Cette philosophie repose sur une idée forte : la liberté individuelle de chaque utilisateur d’utiliser et de modifier son logiciel sans restriction. Pourtant, une frange importante des défenseurs du logiciel libre adopte une posture politique à l’opposé de cette liberté lorsqu’il s’agit de l’économie et de la société dans son ensemble.
2. L’amalgame entre « libre » et « gratuit »
Beaucoup de défenseurs du logiciel libre confondent souvent logiciel libre et logiciel gratuit (« free software » en anglais, qui signifie à la fois « libre » et « gratuit »). Cette confusion a conduit certains à voir le modèle open source comme une alternative anti-capitaliste, opposée à la propriété intellectuelle et aux entreprises commerciales.
Or, le succès d’entreprises comme Red Hat, Canonical ou GitHub (avant son rachat par Microsoft) montre que le modèle open source peut prospérer dans un marché libre. Malheureusement, certains partisans du logiciel libre considèrent le simple fait de vendre un logiciel comme un acte moralement condamnable, ce qui les pousse à rejeter le marché en général.
3. Une influence universitaire et une méfiance vis-à-vis du marché
Le mouvement du logiciel libre est né dans des milieux universitaires et de recherche publique, où la collaboration ouverte était encouragée. Dans ces environnements, l’idée de financer des logiciels grâce à des licences privatives était souvent perçue comme un frein à la recherche et à l’innovation.
Cette culture universitaire a conduit à une méfiance envers le marché, perçu comme un système exploitant le savoir au profit d’intérêts privés. Ainsi, certains défenseurs du logiciel libre préfèrent voir un contrôle réglementaire accru, par l’état, plutôt qu’une autorégulation par le marché.
4. Opposition aux monopoles privés, mais tolérance aux monopoles publics
Un des arguments majeurs des défenseurs du logiciel libre est leur opposition aux monopoles privés, notamment ceux des GAFAM (Google, Apple, Facebook, Amazon, Microsoft). Pourtant, beaucoup de ces mêmes militants acceptent voire défendent les monopoles étatiques, qu’il s’agisse de la régulation du web, des systèmes de taxation ou de la gestion de la donnée publique.
Cette contradiction est particulièrement visible lorsqu’ils exigent que les gouvernements imposent des restrictions sur le marché technologique, tout en réclamant plus d’ouverture pour les logiciels. Ils refusent que Microsoft impose ses choix à ses utilisateurs, mais trouvent normal que l’État impose ses propres règles de manière autoritaire.
5. Un rejet du modèle individualiste au profit d’une vision collectiviste
Le modèle open source repose sur une initiative individuelle : des développeurs créent et partagent leur travail volontairement, sans coercition. C’est un modèle qui s’apparente davantage à une forme de capitalisme coopératif, où chaque contributeur apporte sa pierre à l’édifice par choix personnel.

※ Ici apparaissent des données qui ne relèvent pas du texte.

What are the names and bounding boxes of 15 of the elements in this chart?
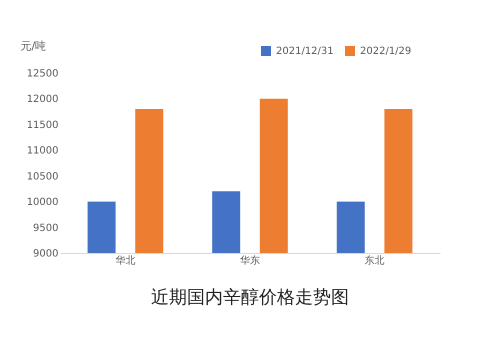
y-tick-label: 10500 <box>26 171 58 182</box>
y-tick-label: 12000 <box>26 94 58 106</box>
y-tick-label: 9500 <box>33 222 58 234</box>
x-tick-label: 华东 <box>240 254 260 266</box>
y-tick-label: 11000 <box>26 146 58 157</box>
y-tick-label: 10000 <box>26 197 58 208</box>
x-tick-label: 华北 <box>115 254 136 266</box>
y-tick-label: 12500 <box>26 68 58 80</box>
x-tick-label: 东北 <box>364 254 385 266</box>
text: 近期国内辛醇价格走势图 <box>151 287 349 308</box>
legend-label: 2022/1/29 <box>360 46 412 57</box>
y-axis-title: 元/吨 <box>20 40 46 52</box>
legend-label: 2021/12/31 <box>276 46 334 57</box>
y-tick-label: 9000 <box>33 248 58 260</box>
y-tick-label: 11500 <box>26 120 58 131</box>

Or, de nombreux défenseurs du logiciel libre rejettent ce principe d’initiative individuelle dans d’autres sphères de la société. Ils préfèrent imposer par la force des modèles étatiques de redistribution et de régulation plutôt que de laisser les individus choisir leur mode de fonctionnement. Cette idéologie repose sur l’idée que l’initiative privée est suspecte, alors qu’en réalité, c’est précisément ce qui fait fonctionner l’open source.
6. Le paradoxe en résumé
- Ils défendent la liberté d’accès au code mais rejettent la liberté d’entreprise.
- Ils critiquent les monopoles privés, mais acceptent les monopoles publics.
- Ils célèbrent la collaboration volontaire dans le logiciel libre, mais veulent plus de contrôle et de réglementation dans l’économie.
- Ils veulent que les utilisateurs aient le droit de modifier leur logiciel, mais soutiennent des restrictions sur la liberté d’expression et d’échange.
Conclusion
Le logiciel libre est une preuve que l’économie du marché fonctionne : il repose sur la contribution volontaire et la coopération libre, sans coercition étatique. Pourtant, bon nombre de ses défenseurs semblent adopter une posture collectiviste qui va à l’encontre des principes mêmes qui ont fait le succès du mouvement. Comprendre ce paradoxe est essentiel pour défendre une vision cohérente de la liberté, qu’elle soit numérique, économique ou individuelle.